Here is how to do it by hand. You need to find the logs (try locate access_log if they are not in the usual place). A standard log line looks like
blah blah blah GET /some/path/to/file.htm blah blah
So all we do is get a file list from glob(), iterate over it, read each file, use a RE to get the bit after the GET or POST and count in a hash. Then we print it out.
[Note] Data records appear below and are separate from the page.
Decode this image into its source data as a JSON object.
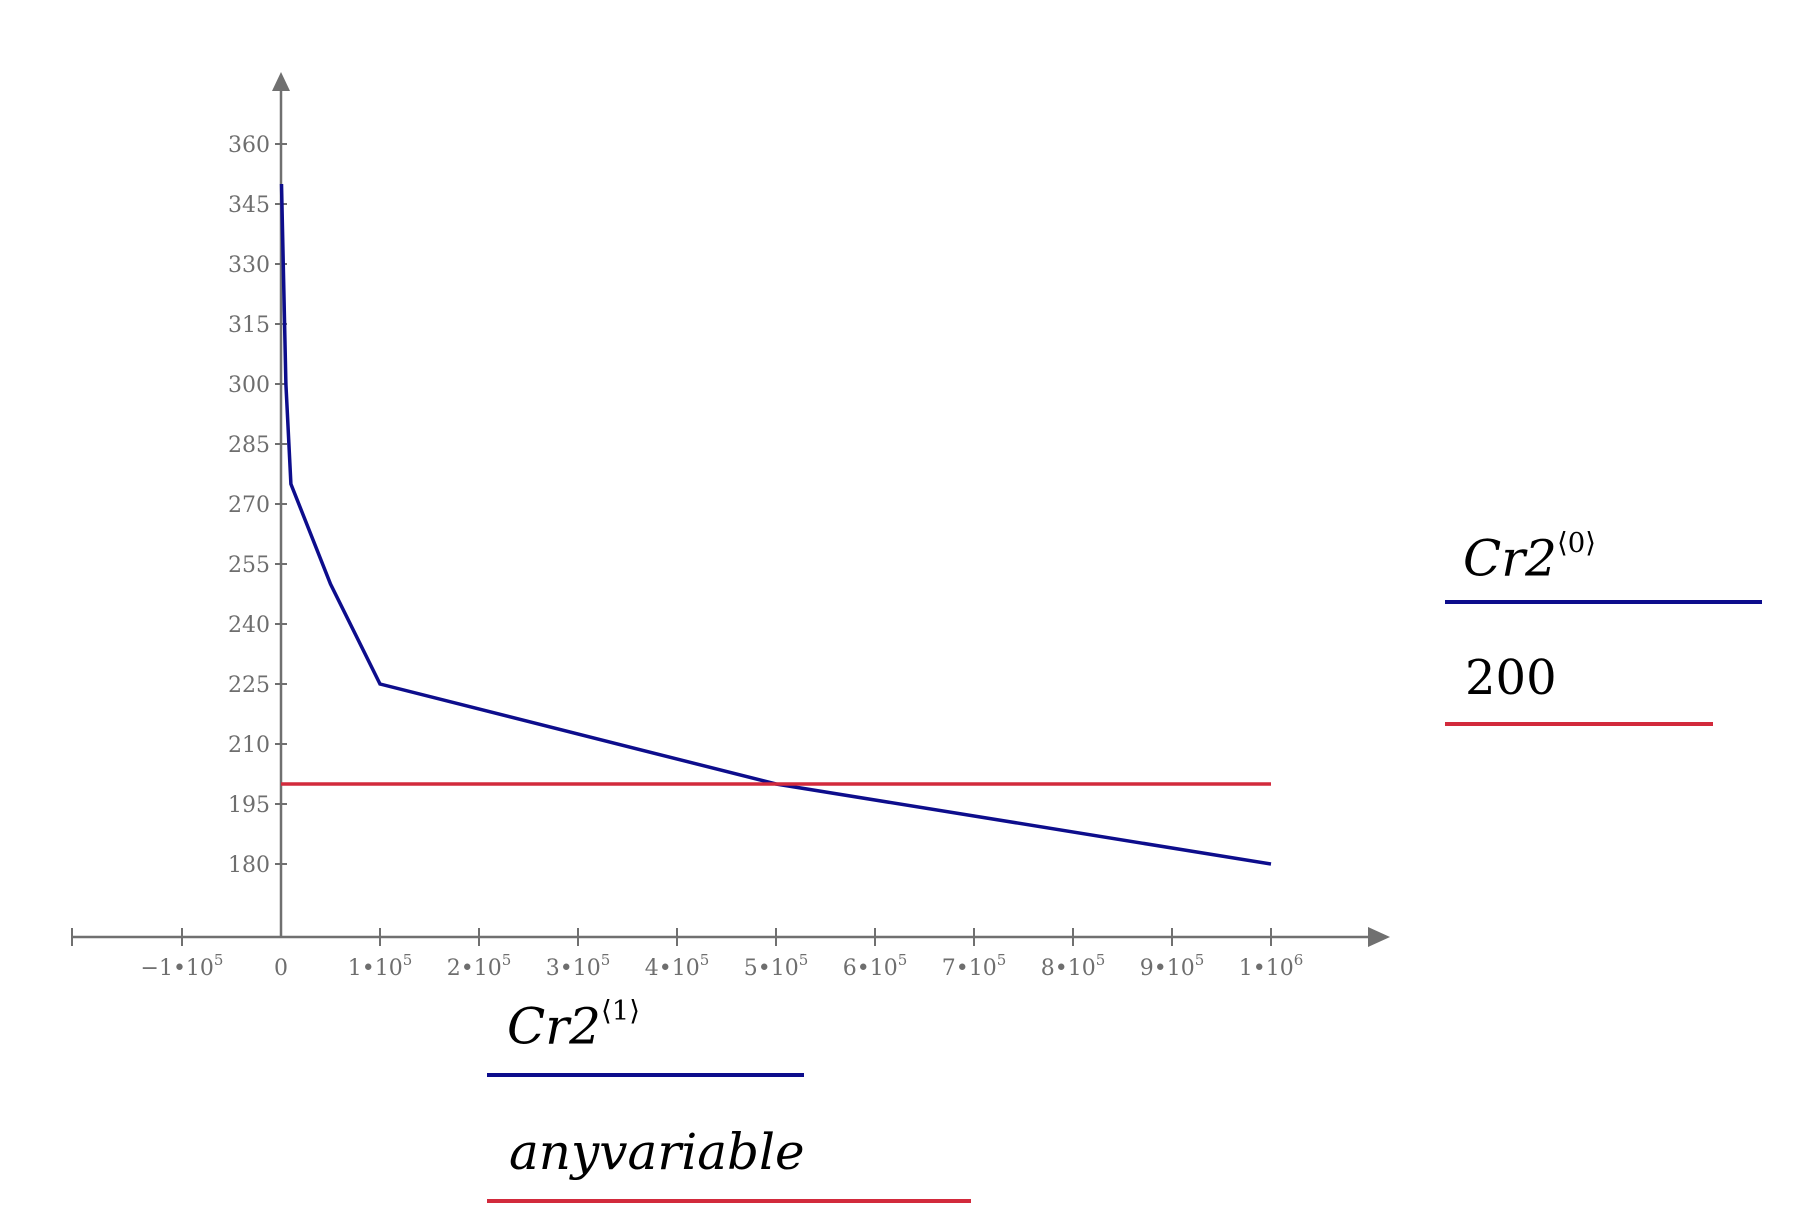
{
  "chart_data": {
    "type": "line",
    "title": "",
    "xlabel": "Cr2⟨1⟩",
    "ylabel": "Cr2⟨0⟩",
    "xlim": [
      -210000,
      1100000
    ],
    "ylim": [
      161,
      377
    ],
    "grid": false,
    "x_ticks": [
      -100000,
      0,
      100000,
      200000,
      300000,
      400000,
      500000,
      600000,
      700000,
      800000,
      900000,
      1000000
    ],
    "x_tick_labels": [
      "−1•10^5",
      "0",
      "1•10^5",
      "2•10^5",
      "3•10^5",
      "4•10^5",
      "5•10^5",
      "6•10^5",
      "7•10^5",
      "8•10^5",
      "9•10^5",
      "1•10^6"
    ],
    "y_ticks": [
      180,
      195,
      210,
      225,
      240,
      255,
      270,
      285,
      300,
      315,
      330,
      345,
      360
    ],
    "y_tick_labels": [
      "180",
      "195",
      "210",
      "225",
      "240",
      "255",
      "270",
      "285",
      "300",
      "315",
      "330",
      "345",
      "360"
    ],
    "series": [
      {
        "name": "Cr2⟨0⟩ vs Cr2⟨1⟩",
        "color": "#0d0d8c",
        "x": [
          500,
          5000,
          10000,
          50000,
          100000,
          500000,
          1000000
        ],
        "y": [
          350,
          300,
          275,
          250,
          225,
          200,
          180
        ]
      },
      {
        "name": "200 vs anyvariable",
        "color": "#d22a3c",
        "x": [
          0,
          1000000
        ],
        "y": [
          200,
          200
        ]
      }
    ],
    "legend": {
      "y_axis": [
        {
          "label": "Cr2",
          "superscript": "⟨0⟩",
          "color": "#0d0d8c"
        },
        {
          "label": "200",
          "superscript": "",
          "color": "#d22a3c"
        }
      ],
      "x_axis": [
        {
          "label": "Cr2",
          "superscript": "⟨1⟩",
          "color": "#0d0d8c"
        },
        {
          "label": "anyvariable",
          "superscript": "",
          "color": "#d22a3c"
        }
      ]
    }
  },
  "colors": {
    "axis": "#707070",
    "series_blue": "#0d0d8c",
    "series_red": "#d22a3c"
  }
}
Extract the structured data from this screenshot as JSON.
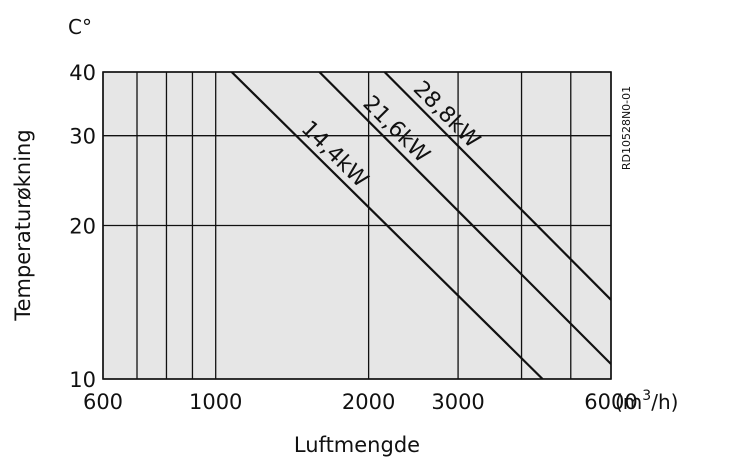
{
  "chart_data": {
    "type": "line",
    "xscale": "log",
    "yscale": "log",
    "xlim": [
      600,
      6000
    ],
    "ylim": [
      10,
      40
    ],
    "x_ticks": [
      600,
      1000,
      2000,
      3000,
      6000
    ],
    "x_tick_labels": [
      "600",
      "1000",
      "2000",
      "3000",
      "6000"
    ],
    "x_grid": [
      600,
      700,
      800,
      900,
      1000,
      2000,
      3000,
      4000,
      5000,
      6000
    ],
    "y_ticks": [
      10,
      20,
      30,
      40
    ],
    "y_tick_labels": [
      "10",
      "20",
      "30",
      "40"
    ],
    "y_unit": "C°",
    "x_unit_base": "(m",
    "x_unit_sup": "3",
    "x_unit_tail": "/h)",
    "xlabel": "Luftmengde",
    "ylabel": "Temperaturøkning",
    "grid": true,
    "plot_background": "#e6e6e6",
    "line_color": "#111111",
    "figure_code": "RD10528N0-01",
    "series": [
      {
        "name": "14,4kW",
        "points": [
          [
            1075,
            40
          ],
          [
            4400,
            10
          ]
        ]
      },
      {
        "name": "21,6kW",
        "points": [
          [
            1600,
            40
          ],
          [
            6000,
            10.7
          ]
        ]
      },
      {
        "name": "28,8kW",
        "points": [
          [
            2150,
            40
          ],
          [
            6000,
            14.3
          ]
        ]
      }
    ]
  }
}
[root@devel3 root]# cat ./simple_log_parse.pl
#!/usr/bin/perl -w
use strict;
my $LOG_PATH = '/var/log/httpd/access_log';
my @FIND = qw(
/modperl/
/cgi-bin/
/images/
);
my $re = join '|', map{quotemeta}@FIND;
$re = qr/$re/;
my @logs = glob("$LOG_PATH*");
my %hash;
my $total = 0;
for my $log(@logs) {
print "Processing $log\n";
open LOG, $log or die "Can't open $log $!\n";
while (<LOG>) {
$total++;
next unless m/(?:GET|POST) ($re)/;
$hash{$1}++;
}
close LOG;
}
print "\n\nResults\n";
for ( keys %hash ) {
printf "%-20s %8d/%-8d (%.2f%%)\n", $_, $hash{$_}, $total, (100*$h
+ash{$_}/$total);
}
[root@devel3 root]# ./simple_log_parse.pl
Processing /var/log/httpd/access_log
Processing /var/log/httpd/access_log.1
Processing /var/log/httpd/access_log.2
Processing /var/log/httpd/access_log.3
Processing /var/log/httpd/access_log.4
Processing /var/log/httpd/access_log.5
Processing /var/log/httpd/access_log.6
Results
/images/ 170212/376847 (45.17%)
/modperl/ 186210/376847 (49.41%)
/cgi-bin/ 5366/376847 (1.42%)
[root@devel3 root]#
Here is a variation on the theme that does all your paths, and presents them sorted by hits:
[root@devel3 root]# cat ./simple_log_parse2.pl
#!/usr/bin/perl -w
use strict;
my $LOG_PATH = '/var/log/httpd/access_log';
my @logs = glob("$LOG_PATH*");
my %hash;
my $total = 0;
for my $log(@logs) {
print "Processing $log\n";
open LOG, $log or die "Can't open $log $!\n";
while (<LOG>) {
$total++;
next unless m/(?:GET|POST) ([^\s]+)/;
my $path = $1;
($path) = split /\?/, $path;
$path =~ s![^/]+$!!;
$hash{$path}++;
}
close LOG;
}
print "\n\nResults\n";
for ( sort { $hash{$b} <=> $hash{$a} } keys %hash ) {
printf "%-20s %8d/%-8d (%.2f%%)\n", $_, $hash{$_}, $total, (100*$h
+ash{$_}/$total);
}
[root@devel3 root]#
PS There is stacks of log analysis software that will do a far more complete job.
|